O consultor do Senado, Pedro Fernando Nery, alerta que para problema que será virar o ano com uma queda do orçamento de R$ 322 bilhões do auxílio para R$ 35 bilhões do Bolsa Família. “Vamos observar uma alta relevante dos indicadores de pobreza já que o auxílio evitou que 30 milhões ficassem na pobreza esse ao e talvez uma alta no desemprego”, prevê. Segundo Nery, a preocupação é como ficam os informais e desempregados até a vacina chegar.
Especialista em contas públicas, a procuradora do Ministério Público de Contas do Estado de São Paulo, Élida Graziane, diz que sem auxílio haverá um cenário de depressão econômica, insegurança alimentar e caos nas políticas de assistência social e segurança pública. “Tendemos a viver algo análogo à revolta chilena contra o receituário de redução do Estado”, diz.
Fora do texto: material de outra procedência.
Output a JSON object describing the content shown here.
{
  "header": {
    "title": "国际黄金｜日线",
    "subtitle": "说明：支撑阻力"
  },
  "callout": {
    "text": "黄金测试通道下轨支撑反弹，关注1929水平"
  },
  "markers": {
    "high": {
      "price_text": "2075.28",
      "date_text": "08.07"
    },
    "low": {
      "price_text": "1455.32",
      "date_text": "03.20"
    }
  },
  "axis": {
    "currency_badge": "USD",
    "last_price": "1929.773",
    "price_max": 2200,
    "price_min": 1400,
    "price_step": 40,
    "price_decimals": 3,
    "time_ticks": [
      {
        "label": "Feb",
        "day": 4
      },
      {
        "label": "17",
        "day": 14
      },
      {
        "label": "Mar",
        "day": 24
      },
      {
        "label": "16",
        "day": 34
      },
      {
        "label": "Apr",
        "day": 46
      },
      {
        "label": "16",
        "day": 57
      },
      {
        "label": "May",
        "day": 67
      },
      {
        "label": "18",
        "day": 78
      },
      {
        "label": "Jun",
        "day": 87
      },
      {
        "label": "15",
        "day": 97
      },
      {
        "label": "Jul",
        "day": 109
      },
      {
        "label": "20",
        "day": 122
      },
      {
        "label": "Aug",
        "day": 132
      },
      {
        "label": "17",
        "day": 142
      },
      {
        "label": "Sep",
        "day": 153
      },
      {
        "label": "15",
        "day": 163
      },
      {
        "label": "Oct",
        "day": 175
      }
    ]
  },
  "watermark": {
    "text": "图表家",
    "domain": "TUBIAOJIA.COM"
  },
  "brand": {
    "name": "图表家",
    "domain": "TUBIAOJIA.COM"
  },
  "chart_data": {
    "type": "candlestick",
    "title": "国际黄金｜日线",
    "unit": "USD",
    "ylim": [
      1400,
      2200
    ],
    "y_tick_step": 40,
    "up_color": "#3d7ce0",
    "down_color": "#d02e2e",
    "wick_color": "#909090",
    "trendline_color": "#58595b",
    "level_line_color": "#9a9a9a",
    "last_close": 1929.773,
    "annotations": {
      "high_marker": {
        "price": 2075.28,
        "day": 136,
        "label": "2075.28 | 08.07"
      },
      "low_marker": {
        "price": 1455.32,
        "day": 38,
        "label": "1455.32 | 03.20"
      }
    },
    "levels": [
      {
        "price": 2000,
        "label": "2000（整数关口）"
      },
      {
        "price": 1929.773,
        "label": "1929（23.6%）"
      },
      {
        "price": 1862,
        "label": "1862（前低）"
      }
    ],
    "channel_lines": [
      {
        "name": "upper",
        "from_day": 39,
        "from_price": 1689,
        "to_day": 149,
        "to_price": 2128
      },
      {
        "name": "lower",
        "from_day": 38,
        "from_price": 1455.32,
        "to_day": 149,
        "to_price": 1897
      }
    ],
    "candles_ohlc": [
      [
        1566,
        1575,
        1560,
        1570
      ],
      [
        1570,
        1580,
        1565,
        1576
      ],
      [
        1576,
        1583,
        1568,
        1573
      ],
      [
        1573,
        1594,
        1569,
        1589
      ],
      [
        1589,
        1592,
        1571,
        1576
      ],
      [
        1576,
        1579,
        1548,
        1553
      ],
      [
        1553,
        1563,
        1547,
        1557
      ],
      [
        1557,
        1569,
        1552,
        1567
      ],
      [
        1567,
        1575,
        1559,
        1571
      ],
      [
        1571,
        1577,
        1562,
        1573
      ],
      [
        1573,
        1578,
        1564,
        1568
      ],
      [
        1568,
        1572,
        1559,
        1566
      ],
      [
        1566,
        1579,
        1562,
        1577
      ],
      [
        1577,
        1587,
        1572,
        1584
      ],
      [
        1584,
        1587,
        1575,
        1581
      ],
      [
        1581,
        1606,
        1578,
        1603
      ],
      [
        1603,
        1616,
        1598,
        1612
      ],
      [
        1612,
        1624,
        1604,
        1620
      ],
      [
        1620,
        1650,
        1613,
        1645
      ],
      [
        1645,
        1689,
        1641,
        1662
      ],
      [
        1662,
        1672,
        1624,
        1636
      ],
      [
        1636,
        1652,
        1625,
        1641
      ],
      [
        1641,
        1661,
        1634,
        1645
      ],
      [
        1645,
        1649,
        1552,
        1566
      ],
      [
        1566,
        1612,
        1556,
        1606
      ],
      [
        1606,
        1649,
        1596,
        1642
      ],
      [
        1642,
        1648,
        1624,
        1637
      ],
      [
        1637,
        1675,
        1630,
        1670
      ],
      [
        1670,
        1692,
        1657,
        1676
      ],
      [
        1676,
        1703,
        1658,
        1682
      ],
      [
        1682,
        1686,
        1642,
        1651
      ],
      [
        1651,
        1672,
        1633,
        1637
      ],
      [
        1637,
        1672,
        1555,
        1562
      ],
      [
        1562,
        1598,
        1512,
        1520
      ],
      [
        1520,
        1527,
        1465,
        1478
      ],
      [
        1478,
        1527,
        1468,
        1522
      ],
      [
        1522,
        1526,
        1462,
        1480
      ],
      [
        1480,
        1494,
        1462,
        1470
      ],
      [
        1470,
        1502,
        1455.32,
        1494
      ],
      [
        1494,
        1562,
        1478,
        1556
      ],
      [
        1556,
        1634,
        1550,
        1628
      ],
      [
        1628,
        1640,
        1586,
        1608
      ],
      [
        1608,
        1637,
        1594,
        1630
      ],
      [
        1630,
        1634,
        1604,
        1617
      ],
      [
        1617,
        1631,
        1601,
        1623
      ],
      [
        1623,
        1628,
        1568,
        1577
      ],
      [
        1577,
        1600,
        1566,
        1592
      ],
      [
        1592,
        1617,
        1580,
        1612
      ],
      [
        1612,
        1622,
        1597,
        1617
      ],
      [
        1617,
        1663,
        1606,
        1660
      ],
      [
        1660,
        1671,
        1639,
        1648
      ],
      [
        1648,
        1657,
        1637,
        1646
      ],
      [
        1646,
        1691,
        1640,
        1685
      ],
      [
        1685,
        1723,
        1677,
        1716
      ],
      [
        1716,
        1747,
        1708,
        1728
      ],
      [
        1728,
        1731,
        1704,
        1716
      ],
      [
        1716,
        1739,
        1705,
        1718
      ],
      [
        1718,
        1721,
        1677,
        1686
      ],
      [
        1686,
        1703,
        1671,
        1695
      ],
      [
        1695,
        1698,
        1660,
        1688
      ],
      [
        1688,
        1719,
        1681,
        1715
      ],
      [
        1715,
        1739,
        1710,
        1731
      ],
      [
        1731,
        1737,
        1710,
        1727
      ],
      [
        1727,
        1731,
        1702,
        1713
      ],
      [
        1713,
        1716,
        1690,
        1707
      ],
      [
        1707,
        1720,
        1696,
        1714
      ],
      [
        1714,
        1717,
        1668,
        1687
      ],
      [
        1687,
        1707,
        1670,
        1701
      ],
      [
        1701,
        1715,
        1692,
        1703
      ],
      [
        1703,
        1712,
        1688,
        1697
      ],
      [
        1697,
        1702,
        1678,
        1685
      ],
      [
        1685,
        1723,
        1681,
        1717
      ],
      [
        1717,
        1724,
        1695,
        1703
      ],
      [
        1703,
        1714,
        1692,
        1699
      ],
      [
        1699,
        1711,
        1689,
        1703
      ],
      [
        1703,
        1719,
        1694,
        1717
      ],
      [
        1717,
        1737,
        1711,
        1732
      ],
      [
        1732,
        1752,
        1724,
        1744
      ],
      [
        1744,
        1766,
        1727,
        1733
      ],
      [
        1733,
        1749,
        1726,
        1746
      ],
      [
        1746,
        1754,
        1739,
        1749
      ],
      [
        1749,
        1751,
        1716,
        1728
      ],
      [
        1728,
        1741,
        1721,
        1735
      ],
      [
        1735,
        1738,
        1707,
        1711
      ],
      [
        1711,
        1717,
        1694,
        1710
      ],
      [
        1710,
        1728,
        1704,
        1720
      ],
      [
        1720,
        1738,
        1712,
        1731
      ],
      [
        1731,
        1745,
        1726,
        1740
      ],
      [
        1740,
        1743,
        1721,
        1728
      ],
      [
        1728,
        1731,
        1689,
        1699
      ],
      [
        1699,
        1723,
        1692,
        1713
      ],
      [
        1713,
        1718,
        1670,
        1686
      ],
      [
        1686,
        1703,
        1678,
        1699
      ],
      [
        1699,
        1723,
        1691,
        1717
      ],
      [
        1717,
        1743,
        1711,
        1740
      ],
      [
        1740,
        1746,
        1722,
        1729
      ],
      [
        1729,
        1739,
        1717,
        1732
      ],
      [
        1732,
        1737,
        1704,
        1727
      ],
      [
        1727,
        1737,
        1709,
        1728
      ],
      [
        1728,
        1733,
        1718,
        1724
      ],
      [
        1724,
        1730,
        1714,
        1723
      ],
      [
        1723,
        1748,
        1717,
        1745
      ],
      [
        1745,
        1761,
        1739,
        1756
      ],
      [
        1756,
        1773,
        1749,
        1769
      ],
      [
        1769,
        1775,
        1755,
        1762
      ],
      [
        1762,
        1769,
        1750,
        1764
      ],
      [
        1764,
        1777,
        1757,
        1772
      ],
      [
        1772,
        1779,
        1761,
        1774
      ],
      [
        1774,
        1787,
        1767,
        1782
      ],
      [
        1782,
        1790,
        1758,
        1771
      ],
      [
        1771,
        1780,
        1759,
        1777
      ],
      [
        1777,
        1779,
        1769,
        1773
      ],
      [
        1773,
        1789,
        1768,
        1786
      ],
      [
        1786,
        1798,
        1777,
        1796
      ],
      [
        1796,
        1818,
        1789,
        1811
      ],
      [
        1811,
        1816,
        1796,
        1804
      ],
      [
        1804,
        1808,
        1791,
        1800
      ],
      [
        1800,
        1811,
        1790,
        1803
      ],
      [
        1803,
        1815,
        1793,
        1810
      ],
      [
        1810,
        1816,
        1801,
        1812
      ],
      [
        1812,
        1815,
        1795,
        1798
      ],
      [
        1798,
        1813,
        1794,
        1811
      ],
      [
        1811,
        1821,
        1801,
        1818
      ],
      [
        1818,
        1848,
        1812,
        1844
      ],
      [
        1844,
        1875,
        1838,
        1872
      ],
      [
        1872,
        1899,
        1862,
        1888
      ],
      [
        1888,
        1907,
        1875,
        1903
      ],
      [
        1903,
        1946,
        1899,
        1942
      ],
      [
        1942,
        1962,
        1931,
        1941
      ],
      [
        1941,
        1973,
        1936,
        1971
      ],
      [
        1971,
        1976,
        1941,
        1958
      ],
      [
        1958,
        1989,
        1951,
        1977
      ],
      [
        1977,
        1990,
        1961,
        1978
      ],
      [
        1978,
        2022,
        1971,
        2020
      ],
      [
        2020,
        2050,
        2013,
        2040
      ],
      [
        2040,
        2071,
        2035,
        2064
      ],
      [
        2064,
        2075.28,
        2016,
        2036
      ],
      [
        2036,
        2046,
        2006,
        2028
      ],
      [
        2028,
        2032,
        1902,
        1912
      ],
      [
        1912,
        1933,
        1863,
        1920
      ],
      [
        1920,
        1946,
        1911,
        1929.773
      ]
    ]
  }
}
Segundo ela, a prorrogação poderá ser feita com a extensão do decreto de calamidade. “Assim o orçamento de guerra continua a vigorar”, ressalta. Graziane avalia que não dá fazer somente abrindo um crédito extraordinário porque a prorrogação é previsível.
A expectativa da equipe econômica é que depois das eleições o presidente Jair Bolsonaro anuncie as medidas fiscais em negociação com as lideranças do governo. O pacote prevê medidas de gatilhos (corte de despesas com pessoal), redução de renúncias tributárias e subsídios, além de aprovação de mudanças nos fundos públicos que podem garantir mais espaço fiscal e permitir a criação do novo programa social em 2021. Ainda não há consenso para incluir no pacote o que está sendo chamado de “semidesindexação” das despesas do Orçamento acima de um salário mínimo (ou seja, desobrigar a correção automática desses benefícios).